COVID-19 has undoubtedly served as a catalyst for technological revolution within the legal industry. In addition to shifting away from brick-and-mortar workspaces, the pandemic has pressed law firms and factions of the legal industry (including the judiciary), to employ alternatives to traditional in-person collaboration that may endure long after the virus subsides.

By Niki Namazi, Daily Business Reivew | January 4, 2020 

COVID-19 has undoubtedly served as a catalyst for technological revolution within the legal industry. In addition to shifting away from brick-and-mortar workspaces, the pandemic has pressed law firms and factions of the legal industry (including the judiciary), to employ alternatives to traditional in-person collaboration that may endure long after the virus subsides.

For example, many employers have relied exclusively on technology for remote attorney onboarding during this time. The key to success: streamlined and team-oriented systems that minimize excessive paperwork and physical documents. More than ever, law firms are readily turning to web-based software like Microsoft Teams as an alternative to in-person collaboration.

Transitioning attorneys can get ahead of the induction process and “preboard” by taking advantage of the free tutorials and demos available online. In addition to developing a working mastery of the firm’s software, attorneys can ease their assimilation by working with their employer to create a broader preboarding plan which includes gaining familiarity with company procedures and methodology. Employers can also work to further streamline the process by creating a structured plan and communicating expectations with new employees. Better yet, implementing virtual check-ins or virtual happy hours can create a unique space for new hires to observe and partake in company culture.

Further, attorneys have quickly adapted to combatting remote work challenges through adopting techy solutions such as Zoom video conferencing, which is efficient and cost effective. Long gone are the days of catching costly red-eye flights to attend back-to-back depositions.

With that said, Zoom leaves the door open to a myriad of ethical concerns. Most notably, video conferencing implicates Rules 1.1 and 1.6 of the Model Rules of Professional Responsibility on competence and confidentiality. In today’s climate, competence under Rule 1.1 includes working knowledge of video conferencing platforms and a thorough understanding of associated risks. Every attorney utilizing Zoom must have working mastery of the software to avoid inadvertently sharing confidential and privileged information that may jeopardize a client’s case or complicate the attorney-client relationship.

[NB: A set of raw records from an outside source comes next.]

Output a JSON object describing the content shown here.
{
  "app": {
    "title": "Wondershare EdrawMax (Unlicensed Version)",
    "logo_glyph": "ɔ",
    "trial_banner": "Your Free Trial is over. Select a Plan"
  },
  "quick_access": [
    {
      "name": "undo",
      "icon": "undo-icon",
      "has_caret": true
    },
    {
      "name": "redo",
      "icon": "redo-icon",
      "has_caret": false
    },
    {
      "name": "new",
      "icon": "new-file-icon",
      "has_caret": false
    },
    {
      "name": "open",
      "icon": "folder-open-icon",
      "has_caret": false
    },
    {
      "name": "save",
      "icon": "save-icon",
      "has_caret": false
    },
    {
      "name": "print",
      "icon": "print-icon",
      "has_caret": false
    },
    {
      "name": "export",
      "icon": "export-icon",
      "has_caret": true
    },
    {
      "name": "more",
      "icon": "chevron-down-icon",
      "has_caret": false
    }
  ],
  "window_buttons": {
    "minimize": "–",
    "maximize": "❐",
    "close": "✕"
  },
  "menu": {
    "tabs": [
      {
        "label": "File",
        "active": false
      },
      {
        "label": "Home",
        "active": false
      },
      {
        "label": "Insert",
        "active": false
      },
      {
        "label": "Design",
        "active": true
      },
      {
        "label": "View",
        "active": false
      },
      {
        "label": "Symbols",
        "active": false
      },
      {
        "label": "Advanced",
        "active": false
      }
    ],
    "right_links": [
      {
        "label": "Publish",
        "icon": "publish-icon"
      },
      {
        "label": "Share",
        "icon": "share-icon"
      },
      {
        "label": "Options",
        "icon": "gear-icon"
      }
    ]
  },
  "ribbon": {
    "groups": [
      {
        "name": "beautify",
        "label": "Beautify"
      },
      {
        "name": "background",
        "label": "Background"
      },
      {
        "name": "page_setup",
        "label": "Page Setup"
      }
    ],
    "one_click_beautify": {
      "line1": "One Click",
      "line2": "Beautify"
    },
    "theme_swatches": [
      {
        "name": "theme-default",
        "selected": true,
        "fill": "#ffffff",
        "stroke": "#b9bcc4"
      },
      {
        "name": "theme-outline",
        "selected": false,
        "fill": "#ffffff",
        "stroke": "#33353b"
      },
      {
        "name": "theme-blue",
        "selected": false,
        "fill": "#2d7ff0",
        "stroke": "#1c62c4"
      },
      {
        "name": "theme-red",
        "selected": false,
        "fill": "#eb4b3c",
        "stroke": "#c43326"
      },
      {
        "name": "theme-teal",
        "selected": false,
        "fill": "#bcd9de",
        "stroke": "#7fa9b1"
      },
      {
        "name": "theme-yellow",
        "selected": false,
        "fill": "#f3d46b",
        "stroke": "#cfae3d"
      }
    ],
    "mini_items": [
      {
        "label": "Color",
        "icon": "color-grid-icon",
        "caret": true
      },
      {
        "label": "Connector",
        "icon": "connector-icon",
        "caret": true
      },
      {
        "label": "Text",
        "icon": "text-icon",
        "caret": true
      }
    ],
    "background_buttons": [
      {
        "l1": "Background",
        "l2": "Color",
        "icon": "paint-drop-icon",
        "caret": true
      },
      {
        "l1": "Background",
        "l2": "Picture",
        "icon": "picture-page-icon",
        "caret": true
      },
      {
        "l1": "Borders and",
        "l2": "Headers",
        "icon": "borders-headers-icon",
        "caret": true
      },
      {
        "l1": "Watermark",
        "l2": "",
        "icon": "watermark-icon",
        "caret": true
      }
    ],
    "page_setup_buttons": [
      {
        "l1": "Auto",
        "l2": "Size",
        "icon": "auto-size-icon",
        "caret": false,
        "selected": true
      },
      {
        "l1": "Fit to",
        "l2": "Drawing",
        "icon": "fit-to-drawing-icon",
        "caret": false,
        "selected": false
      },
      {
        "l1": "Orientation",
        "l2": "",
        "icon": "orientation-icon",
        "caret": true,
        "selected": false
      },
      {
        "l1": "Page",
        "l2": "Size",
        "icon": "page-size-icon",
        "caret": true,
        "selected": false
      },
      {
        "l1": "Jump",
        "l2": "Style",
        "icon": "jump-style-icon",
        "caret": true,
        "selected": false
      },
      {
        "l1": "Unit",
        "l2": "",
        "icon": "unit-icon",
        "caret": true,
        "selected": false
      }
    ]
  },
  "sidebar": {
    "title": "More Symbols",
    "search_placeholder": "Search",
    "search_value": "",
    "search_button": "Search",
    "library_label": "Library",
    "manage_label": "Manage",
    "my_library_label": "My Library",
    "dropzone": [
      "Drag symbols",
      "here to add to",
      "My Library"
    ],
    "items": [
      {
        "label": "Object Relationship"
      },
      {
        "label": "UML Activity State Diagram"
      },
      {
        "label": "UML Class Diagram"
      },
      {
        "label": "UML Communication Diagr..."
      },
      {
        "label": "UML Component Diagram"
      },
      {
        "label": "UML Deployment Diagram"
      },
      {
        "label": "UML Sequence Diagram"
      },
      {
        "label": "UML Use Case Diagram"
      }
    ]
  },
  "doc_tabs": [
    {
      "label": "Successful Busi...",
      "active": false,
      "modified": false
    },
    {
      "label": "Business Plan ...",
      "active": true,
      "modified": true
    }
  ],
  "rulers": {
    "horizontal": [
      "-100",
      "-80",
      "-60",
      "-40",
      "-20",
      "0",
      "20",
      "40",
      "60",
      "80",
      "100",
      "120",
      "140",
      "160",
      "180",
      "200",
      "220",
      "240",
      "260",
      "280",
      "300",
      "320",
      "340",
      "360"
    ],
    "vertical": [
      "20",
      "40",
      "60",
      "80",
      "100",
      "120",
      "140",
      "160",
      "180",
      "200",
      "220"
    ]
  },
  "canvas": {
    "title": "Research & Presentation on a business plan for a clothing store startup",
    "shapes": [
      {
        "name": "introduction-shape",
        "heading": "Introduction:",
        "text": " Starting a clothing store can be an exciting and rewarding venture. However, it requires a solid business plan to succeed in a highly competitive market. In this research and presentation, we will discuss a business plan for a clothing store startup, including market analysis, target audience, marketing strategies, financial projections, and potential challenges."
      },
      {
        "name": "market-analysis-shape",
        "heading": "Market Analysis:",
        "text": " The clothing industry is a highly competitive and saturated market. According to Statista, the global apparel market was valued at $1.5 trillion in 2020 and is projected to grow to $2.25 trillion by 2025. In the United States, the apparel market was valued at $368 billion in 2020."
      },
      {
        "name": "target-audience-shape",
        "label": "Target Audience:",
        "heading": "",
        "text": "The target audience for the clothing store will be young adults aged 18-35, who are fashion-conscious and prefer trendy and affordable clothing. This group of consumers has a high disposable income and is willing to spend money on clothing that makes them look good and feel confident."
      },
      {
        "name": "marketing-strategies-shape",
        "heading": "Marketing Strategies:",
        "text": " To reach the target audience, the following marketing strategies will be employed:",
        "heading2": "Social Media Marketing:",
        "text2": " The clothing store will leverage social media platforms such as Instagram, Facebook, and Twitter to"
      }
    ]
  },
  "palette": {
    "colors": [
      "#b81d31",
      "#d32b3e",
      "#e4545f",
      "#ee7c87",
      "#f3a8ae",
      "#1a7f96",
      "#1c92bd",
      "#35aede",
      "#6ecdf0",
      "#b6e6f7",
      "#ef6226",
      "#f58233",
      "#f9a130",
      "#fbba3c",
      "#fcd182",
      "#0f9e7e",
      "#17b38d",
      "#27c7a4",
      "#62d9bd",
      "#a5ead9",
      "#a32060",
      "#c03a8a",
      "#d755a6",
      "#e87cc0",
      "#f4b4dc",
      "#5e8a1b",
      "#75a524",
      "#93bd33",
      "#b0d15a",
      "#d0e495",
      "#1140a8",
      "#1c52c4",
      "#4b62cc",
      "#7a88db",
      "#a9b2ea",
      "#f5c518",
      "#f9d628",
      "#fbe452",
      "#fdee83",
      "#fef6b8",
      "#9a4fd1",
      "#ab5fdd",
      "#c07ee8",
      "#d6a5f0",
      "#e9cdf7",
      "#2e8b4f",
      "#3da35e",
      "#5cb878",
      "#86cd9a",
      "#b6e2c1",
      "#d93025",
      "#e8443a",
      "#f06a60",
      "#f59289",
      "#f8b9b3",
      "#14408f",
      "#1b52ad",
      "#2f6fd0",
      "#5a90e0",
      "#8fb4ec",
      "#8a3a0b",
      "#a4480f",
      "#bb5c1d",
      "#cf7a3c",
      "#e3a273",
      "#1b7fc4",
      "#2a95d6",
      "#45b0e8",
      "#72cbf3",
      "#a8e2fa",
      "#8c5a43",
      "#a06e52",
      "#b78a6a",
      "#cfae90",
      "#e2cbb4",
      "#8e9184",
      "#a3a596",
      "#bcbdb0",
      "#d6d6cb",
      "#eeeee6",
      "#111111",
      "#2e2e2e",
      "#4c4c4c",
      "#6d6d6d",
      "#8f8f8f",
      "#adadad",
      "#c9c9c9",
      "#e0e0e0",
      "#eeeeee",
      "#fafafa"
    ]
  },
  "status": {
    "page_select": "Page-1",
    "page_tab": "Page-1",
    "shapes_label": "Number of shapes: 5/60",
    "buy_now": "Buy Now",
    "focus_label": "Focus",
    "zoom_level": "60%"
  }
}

Further, attorneys must remain vigilant and minimize privacy risks associated with video conferencing. To effectively do so, attorneys must be familiar with the software and its recently added (and frequently evolving) privacy features. For example, if you are the host, do not schedule new meetings with your personal meeting ID (PMI). Instead, generate a random meeting ID so that participants who know your unique PMI cannot join without receiving an invitation. With this said, a phenomenon called “Zoom-bombing” (similar to photobombing) has also taken off wherein pranksters enter and hijack your meeting by guessing the correct information to join. This nightmare situation can jeopardize the integrity of your private client conference, deposition, hearing, etc. You can take security a step further and require participants to enter a passcode in order to join the meeting. Within the platform, you can also utilize additional safety features that will allow you to lock the meeting, enable a waiting room, and manage participants.

In addition to taking the proper precautions to secure meetings, attorneys must maintain the integrity of the profession by behaving responsibly. Technologists and sociologists have studied the phenomena of internet bravery wherein users are emboldened and more likely to act recklessly online. This occurrence is heightened during the pandemic as there is increased screen time and decreased in-person interaction. The Social

Presence Theory helps to explain internet bravery: different modes of communication (i.e., video conferencing) differ in their ability to convey the physical presence of others due to an inability to transmit certain visual and verbal cues (e.g., physical distance, posture, etc.).

Perhaps this technological revolution within the legal industry will also encourage more attorneys to pursue aggressive social media discovery. In the United States, more than 79% of adults utilize social media (a figure up by 74% since 2005). Many of these individuals share virtually all aspects of their lives online, cataloguing their intimate thoughts and observances on the daily. This is significant and, in some cases, the information uncovered on these platforms could be critical evidence of liability and/or damages. While there are endless examples, one would be a suit against the former shareholder of a company for the disclosure of trade secret information wherein Twitter reveals a pattern of late-night rants revealing confidential information; or a suit for trademark infringement wherein consumers’ Facebook comments are used to show confusing similarities between two products. With Facebook being the most popular social media platform, netting 2.3 billon users, followed by YouTube, Instagram, WeChat, Tumblr, TikTok, Weibo, Google +, Reddit, and Twitter, and social media use on the rise during quarantine, attorneys must ensure that all apps listed are on their radar.

 

 

Niki Namazi, is a junior attorney at Mark Migdal & Hayden with experience representing both individual clients and major corporations in high stakes matters. Namazi focuses her practice primarily on complex commercial litigation and mass torts.